Axillary nerve dysfunction is a form of peripheral neuropathy. It occurs when there is damage to the axillary nerve, which supplies the deltoid muscles of the shoulder. A problem with just one nerve group, such as the axillary nerve, is called mononeuropathy.
The usual causes include direct trauma, prolonged pressure on the nerve, and compression of the nerve from nearby body structures. Entrapment involves pressure on the nerve where it passes through a narrow structure.
The damage may include destruction of the myelin sheath of the nerve or destruction of part of the nerve cell (the axon). Damage to the axon slows or prevents conduction of impulses through the nerve.
Direct injury to the shoulder and pressure on the nerve can lead to axillary nerve dysfunction.
Conditions associated with axillary nerve dysfunction include:
- Fracture of the upper arm bone
- Pressure from casts or splints
- Improper use of crutches
- Shoulder dislocation
- Body-wide disorders that cause nerve inflammation
In some cases, no cause can be identified.
- Numbness over part of the outer shoulder
- Shoulder weakness
- Difficulty lifting objects with the sore arm
- Difficulty lifting arm above the head
Some people do not need treatment, and they get better on their own but the rate of recovery is variable and can take many months.
Anti-inflammatory medications may be given if you have sudden symptoms, little sensation or movement changes, no history of injury to the area, and no signs of nerve damage.
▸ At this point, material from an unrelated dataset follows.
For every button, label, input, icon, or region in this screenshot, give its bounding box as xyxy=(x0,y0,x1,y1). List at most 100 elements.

These medicines reduce swelling and pressure on the nerve. They may be injected directly into the area or taken by mouth.
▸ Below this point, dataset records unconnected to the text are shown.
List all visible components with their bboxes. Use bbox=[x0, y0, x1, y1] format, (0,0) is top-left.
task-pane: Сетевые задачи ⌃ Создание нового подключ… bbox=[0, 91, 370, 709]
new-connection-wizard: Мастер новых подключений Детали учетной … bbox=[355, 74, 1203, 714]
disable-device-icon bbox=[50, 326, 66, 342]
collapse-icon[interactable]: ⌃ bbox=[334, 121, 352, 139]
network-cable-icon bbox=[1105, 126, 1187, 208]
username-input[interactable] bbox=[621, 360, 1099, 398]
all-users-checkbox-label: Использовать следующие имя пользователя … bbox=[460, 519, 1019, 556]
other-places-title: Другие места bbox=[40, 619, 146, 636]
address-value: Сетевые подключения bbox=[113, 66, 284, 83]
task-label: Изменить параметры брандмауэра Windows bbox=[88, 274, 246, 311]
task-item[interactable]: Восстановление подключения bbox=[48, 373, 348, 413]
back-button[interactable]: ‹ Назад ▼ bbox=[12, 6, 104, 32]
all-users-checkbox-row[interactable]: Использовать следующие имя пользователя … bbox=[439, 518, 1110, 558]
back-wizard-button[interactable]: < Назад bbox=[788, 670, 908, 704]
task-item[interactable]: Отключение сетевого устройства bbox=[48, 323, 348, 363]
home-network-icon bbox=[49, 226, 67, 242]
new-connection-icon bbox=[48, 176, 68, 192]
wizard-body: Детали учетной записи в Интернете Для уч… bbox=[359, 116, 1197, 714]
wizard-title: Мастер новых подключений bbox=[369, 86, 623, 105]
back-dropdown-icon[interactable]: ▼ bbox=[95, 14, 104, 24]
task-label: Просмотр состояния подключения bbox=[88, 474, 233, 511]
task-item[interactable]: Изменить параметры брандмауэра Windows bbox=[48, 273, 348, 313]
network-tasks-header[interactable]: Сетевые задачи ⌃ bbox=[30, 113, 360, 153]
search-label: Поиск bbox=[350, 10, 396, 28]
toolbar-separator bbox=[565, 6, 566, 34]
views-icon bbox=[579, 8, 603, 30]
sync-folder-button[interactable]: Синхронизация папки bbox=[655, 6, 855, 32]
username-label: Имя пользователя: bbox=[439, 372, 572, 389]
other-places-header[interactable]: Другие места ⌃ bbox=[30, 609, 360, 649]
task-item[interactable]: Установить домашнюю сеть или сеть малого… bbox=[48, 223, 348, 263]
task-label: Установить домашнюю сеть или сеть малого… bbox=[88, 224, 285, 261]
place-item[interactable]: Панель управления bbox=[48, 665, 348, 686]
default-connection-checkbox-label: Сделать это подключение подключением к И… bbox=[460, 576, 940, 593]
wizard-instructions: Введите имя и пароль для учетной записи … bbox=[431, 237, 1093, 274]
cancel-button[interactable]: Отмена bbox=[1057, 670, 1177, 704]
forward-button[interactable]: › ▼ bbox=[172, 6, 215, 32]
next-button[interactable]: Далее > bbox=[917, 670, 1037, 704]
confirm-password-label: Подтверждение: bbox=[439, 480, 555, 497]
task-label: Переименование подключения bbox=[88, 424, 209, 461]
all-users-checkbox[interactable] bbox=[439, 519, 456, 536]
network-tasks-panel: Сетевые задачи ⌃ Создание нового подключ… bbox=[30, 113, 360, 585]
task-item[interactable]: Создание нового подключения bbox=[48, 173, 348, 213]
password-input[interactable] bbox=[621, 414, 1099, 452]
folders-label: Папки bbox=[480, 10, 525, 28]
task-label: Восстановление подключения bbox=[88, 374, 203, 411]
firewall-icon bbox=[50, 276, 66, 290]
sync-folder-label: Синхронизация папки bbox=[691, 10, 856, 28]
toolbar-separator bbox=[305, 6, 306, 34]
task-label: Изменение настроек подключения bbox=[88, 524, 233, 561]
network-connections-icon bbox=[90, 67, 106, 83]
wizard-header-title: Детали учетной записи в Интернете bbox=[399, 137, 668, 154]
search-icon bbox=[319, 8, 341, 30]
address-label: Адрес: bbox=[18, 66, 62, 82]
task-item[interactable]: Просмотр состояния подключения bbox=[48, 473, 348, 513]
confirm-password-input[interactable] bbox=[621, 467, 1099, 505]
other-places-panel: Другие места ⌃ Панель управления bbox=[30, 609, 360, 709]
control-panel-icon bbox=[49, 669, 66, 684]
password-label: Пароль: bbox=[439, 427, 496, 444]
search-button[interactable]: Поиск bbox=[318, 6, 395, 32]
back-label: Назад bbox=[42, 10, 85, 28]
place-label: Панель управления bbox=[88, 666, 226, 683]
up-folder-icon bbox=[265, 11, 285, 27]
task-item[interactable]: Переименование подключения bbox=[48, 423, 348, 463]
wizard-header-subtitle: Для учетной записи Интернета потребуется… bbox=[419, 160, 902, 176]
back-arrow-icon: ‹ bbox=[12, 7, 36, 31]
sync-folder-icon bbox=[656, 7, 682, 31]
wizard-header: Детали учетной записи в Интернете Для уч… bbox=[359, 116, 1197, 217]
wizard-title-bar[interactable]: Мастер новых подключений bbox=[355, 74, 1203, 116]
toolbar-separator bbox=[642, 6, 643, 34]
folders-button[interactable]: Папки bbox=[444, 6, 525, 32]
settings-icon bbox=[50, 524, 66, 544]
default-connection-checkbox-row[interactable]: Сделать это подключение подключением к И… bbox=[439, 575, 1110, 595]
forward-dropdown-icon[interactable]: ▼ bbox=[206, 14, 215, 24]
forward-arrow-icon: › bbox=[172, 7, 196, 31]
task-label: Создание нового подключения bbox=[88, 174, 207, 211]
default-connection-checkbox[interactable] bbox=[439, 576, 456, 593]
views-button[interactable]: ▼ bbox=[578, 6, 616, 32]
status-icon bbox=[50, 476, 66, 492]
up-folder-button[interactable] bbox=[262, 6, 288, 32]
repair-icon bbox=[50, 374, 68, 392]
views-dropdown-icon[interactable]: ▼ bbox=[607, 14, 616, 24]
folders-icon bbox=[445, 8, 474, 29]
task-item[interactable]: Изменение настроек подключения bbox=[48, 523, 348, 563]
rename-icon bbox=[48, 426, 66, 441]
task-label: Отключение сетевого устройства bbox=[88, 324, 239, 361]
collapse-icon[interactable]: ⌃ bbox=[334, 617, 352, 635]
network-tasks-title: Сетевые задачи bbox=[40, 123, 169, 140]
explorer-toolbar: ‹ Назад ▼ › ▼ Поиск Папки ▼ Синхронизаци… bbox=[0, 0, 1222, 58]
You may need over-the-counter or prescription pain medicines to control pain. If you have stabbing pains, your doctor may prescribe other medications, such as carbamazepine, gabapentin, or certain tricyclic antidepressants such as amitriptyline or nortriptyline.
If your symptoms continue or get worse, you may need surgery. Surgery may be done to see if a trapped nerve is causing your symptoms. In this case, surgery to release the nerve may help you feel better.
Physical therapy may help you maintain muscle strength. Job changes, muscle retraining, or other forms of therapy may be recommended.
It may be possible to make a full recovery if the cause of the axillary nerve dysfunction can be identified and successfully treated.
Preventative measures vary, depending on the cause. Avoid prolonged pressure on the underarm area. Examine casts, splints, and other appliances for proper fit. Crutch training should include instructions not to place pressure on the underarm.